愛は地球を救わないし、永遠でもありません。それは皆さん薄々気づいているでしょう。中年ともなればほぼ体験的な事実です。なのになぜ、愛の物語はこんなにも好まれるのでしょうか。どうして私たちはこんなに諦めが悪いのか。先日久々に映画館で立て続けに2本の作品を見て、改めてそんな思いを強くしたのでした。

 

1本目は、今年のゴールデングローブ賞で2部門受賞、アカデミー賞では作品賞・監督賞・主演女優賞・助演男優賞など7部門で受賞した『EVERYTHING EVERYWHERE ALL AT ONCE』(以下エブエブ)。ダニエル・クワンとダニエル・シャイナート(通称ダニエルズ)が脚本と監督を手がけた作品です。舞台はアメリカのとあるコインランドリー、主人公はミシェル・ヨー演じる中国系移民の中年女性。彼女が世界を救います。超宇宙規模の混沌の中に平凡な生きる悩みが詰まっている、すごくふざけた設定の案外真面目な映画です。

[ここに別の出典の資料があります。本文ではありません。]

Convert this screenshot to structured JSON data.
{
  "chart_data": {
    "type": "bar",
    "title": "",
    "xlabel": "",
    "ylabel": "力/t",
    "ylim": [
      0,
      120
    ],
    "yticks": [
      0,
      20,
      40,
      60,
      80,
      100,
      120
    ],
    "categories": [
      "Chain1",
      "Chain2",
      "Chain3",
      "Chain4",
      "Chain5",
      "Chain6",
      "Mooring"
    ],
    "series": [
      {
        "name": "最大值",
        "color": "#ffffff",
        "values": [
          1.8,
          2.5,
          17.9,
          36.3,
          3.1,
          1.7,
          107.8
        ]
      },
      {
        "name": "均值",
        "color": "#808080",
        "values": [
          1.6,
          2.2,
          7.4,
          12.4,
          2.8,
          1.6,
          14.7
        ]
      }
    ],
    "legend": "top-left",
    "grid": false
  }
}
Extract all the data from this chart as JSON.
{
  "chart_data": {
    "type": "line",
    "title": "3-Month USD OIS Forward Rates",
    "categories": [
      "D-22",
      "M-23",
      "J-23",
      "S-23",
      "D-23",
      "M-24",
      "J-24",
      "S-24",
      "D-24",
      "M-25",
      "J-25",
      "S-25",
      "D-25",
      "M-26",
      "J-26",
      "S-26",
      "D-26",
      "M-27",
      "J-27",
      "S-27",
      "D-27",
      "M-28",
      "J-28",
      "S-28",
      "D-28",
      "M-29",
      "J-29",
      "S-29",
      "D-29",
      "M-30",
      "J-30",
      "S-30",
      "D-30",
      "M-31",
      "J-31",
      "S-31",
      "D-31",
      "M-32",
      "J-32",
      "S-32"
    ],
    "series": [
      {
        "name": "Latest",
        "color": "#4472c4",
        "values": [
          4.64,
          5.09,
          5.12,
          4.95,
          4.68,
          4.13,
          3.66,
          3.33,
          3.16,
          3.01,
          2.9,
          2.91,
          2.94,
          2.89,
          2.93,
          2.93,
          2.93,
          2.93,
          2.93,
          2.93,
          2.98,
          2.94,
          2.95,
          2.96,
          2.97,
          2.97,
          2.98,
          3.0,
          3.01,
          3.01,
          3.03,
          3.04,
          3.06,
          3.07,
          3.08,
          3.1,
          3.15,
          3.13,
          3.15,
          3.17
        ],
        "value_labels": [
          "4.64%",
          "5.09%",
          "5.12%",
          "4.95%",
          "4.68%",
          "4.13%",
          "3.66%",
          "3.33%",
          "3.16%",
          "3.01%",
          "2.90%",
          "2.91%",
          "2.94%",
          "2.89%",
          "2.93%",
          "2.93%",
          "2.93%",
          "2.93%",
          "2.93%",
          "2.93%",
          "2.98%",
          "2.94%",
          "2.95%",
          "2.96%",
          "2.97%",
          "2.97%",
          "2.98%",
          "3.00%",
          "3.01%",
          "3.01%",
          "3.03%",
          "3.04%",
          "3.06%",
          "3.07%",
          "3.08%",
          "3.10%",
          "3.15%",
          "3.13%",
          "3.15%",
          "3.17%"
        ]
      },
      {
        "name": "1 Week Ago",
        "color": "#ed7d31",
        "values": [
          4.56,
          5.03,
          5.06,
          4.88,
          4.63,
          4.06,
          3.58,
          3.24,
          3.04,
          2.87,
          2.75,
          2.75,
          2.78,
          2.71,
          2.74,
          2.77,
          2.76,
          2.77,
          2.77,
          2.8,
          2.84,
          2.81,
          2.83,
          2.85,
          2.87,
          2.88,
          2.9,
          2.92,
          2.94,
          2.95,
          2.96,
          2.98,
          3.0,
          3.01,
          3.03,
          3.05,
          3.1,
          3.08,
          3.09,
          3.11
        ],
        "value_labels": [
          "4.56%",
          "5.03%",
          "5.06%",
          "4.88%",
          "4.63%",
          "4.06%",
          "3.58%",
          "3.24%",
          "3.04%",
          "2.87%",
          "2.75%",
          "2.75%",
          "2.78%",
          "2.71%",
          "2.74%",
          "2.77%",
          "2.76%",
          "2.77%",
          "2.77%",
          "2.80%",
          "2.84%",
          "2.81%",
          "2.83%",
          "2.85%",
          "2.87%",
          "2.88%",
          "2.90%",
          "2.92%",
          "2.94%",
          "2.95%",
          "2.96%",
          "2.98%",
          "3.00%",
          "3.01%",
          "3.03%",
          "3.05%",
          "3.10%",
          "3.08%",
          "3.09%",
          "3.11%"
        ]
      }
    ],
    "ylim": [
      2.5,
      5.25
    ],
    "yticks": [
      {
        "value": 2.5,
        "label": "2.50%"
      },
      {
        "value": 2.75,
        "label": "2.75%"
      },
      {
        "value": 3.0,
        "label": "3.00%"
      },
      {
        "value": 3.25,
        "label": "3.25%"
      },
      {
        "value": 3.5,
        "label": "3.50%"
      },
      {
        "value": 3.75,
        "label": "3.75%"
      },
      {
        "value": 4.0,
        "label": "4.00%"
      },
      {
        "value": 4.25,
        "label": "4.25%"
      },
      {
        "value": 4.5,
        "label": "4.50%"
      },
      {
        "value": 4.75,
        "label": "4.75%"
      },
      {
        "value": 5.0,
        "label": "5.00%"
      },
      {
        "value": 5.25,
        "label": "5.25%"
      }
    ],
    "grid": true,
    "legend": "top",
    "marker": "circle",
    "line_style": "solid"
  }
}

「あの時違う選択をしていたら、あったかもしれない人生」に思いを馳せたことや、家族が大事なんだかうざいんだかわからなくなった経験は誰しもあるはず。それに納税義務と、全ての宇宙を呑み込む虚無をカンフーで倒すミッションが加わったと思って下さい。何のことだかわからないでしょう。でも泣きましたよ、私。我ながら驚きました。